Facilitated by advanced seafaring skills, and characterized by the longship, Viking activities at times also extended into the Mediterranean littoral, North Africa, the Middle East and Central Asia. Following extended phases of (primarily sea- or river-borne) exploration, expansion and settlement, Viking (Norse The territory of expansion) communities and polities were established in diverse areas of north-western Europe, European Russia, the North Atlantic islands and as far as the north-eastern coast of North America. This period of expansion witnessed the wider dissemination of Norse culture, while simultaneously introducing strong foreign cultural influences into Scandinavia The territory of expansion itself, with profound developmental implications in both directions.
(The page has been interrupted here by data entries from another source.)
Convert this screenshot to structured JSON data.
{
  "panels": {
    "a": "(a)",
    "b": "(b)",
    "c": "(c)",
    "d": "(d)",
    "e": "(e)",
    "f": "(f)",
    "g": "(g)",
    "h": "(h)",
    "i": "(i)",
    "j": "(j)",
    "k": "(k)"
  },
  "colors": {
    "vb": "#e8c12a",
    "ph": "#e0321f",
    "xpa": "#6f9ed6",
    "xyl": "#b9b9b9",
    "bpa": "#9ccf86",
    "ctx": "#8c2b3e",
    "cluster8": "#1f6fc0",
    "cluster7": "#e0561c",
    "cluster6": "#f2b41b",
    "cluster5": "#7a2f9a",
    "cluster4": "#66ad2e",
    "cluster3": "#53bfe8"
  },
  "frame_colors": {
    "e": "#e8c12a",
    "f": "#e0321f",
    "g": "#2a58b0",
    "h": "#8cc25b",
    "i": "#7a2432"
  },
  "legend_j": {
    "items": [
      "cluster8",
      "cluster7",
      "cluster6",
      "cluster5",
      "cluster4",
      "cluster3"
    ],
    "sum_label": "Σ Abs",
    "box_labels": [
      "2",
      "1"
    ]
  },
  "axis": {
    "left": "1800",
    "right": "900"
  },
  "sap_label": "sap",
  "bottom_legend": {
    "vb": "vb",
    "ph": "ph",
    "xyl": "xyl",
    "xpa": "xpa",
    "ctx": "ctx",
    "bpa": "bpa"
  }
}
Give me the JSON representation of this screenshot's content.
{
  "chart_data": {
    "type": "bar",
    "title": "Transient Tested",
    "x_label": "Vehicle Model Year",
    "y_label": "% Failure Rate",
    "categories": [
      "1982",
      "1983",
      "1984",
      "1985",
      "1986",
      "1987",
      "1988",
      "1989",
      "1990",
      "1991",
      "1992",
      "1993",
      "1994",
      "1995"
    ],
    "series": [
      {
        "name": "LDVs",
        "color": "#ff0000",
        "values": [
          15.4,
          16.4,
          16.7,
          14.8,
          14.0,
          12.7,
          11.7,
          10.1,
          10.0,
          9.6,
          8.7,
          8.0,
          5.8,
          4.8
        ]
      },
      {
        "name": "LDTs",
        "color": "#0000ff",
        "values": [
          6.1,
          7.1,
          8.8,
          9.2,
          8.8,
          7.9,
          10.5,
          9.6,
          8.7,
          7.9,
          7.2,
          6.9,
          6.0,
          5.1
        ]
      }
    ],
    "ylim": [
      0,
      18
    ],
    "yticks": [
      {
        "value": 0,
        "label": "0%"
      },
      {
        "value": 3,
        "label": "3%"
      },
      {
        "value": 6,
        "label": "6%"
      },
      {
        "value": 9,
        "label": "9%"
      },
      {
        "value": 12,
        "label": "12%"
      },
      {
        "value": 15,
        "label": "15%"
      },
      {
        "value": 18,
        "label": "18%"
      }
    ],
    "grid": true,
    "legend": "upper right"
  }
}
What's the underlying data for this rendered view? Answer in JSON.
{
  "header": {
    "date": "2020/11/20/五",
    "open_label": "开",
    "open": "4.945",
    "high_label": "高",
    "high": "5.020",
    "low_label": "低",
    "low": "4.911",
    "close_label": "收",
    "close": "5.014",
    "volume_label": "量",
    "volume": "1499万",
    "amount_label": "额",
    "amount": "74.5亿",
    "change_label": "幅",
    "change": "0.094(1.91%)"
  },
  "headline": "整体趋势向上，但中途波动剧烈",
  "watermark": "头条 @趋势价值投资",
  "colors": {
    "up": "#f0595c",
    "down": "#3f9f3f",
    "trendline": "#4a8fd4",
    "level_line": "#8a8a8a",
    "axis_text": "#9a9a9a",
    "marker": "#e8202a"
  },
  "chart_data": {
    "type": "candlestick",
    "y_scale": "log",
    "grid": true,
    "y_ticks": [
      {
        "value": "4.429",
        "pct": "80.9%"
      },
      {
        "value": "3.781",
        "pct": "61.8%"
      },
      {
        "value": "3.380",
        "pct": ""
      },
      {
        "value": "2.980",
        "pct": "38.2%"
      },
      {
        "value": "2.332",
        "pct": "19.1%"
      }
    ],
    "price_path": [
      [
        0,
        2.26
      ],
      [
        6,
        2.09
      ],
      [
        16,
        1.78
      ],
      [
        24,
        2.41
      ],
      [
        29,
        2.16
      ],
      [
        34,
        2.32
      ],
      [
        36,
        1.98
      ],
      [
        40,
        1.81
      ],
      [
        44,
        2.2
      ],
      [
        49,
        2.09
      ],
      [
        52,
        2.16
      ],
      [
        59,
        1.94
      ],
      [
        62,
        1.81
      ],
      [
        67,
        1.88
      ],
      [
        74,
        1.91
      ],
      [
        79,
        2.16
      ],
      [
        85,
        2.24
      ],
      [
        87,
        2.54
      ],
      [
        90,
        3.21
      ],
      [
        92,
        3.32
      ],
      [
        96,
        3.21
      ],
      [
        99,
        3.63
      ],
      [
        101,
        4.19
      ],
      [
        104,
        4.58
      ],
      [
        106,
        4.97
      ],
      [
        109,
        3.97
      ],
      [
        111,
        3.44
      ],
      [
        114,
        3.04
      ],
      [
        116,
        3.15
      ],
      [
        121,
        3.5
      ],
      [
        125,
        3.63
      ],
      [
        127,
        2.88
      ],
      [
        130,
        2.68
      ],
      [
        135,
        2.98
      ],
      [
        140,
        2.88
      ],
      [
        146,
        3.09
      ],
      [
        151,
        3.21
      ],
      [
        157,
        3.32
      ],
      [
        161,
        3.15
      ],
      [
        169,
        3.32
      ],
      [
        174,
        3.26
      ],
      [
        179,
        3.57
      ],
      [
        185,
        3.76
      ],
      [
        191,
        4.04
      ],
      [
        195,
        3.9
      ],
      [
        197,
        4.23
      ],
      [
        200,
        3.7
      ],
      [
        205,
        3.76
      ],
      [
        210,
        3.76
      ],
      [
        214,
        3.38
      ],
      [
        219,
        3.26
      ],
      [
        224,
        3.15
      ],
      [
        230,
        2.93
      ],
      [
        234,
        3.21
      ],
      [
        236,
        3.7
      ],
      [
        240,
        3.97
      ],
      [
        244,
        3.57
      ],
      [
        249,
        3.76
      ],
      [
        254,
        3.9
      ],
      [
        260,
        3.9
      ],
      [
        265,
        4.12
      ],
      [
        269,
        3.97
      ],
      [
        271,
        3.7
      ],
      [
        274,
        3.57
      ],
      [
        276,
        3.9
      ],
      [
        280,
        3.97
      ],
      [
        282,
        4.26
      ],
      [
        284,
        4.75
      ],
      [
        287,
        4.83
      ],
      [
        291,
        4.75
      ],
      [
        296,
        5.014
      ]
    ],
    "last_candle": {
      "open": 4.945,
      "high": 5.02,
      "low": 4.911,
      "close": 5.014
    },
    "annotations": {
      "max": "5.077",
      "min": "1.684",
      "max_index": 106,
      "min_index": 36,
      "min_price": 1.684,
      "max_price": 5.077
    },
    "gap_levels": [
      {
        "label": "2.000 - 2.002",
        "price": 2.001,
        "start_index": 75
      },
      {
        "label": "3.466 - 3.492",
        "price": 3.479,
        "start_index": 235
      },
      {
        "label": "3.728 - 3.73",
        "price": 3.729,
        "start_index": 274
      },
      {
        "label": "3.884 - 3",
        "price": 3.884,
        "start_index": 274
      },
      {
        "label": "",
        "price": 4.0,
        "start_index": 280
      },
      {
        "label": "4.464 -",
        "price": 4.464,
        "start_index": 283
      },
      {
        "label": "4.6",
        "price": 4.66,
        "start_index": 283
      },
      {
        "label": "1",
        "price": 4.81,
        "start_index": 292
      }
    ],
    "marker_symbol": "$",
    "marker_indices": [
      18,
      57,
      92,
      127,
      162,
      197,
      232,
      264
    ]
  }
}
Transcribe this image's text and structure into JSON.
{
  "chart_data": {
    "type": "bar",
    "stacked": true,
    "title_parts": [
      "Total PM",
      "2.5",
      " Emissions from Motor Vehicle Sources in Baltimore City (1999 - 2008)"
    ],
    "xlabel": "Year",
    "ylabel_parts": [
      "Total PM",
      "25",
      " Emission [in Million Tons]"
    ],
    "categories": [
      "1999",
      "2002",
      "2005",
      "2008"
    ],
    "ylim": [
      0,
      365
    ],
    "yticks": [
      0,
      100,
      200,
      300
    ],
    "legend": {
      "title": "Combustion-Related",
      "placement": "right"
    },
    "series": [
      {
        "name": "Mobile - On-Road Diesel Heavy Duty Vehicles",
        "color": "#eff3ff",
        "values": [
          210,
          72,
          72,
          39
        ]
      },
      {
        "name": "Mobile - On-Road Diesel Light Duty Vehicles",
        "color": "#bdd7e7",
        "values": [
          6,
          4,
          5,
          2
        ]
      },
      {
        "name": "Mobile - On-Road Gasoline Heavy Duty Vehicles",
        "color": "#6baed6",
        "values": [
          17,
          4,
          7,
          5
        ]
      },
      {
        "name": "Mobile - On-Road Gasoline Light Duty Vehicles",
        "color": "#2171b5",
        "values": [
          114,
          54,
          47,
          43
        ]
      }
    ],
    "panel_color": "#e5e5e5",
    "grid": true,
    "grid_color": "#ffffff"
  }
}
Popular, modern conceptions of the Vikings – the term frequently applied casually to their modern descendants and the inhabitants of modern Scandinavia – often strongly differ from the complex picture that emerges from archaeology and historical sources.

A romanticized picture of Vikings as The territory of expansion noble savages began to emerge in the 18th century; this developed and became widely propagated during the 19th-century Viking revival. Received views of the Vikings as alternatively violent, piratical heathens or as intrepid adventurers owe much to conflicting varieties of the modern Viking myth that had taken shape by The territory of expansion the early 20th century.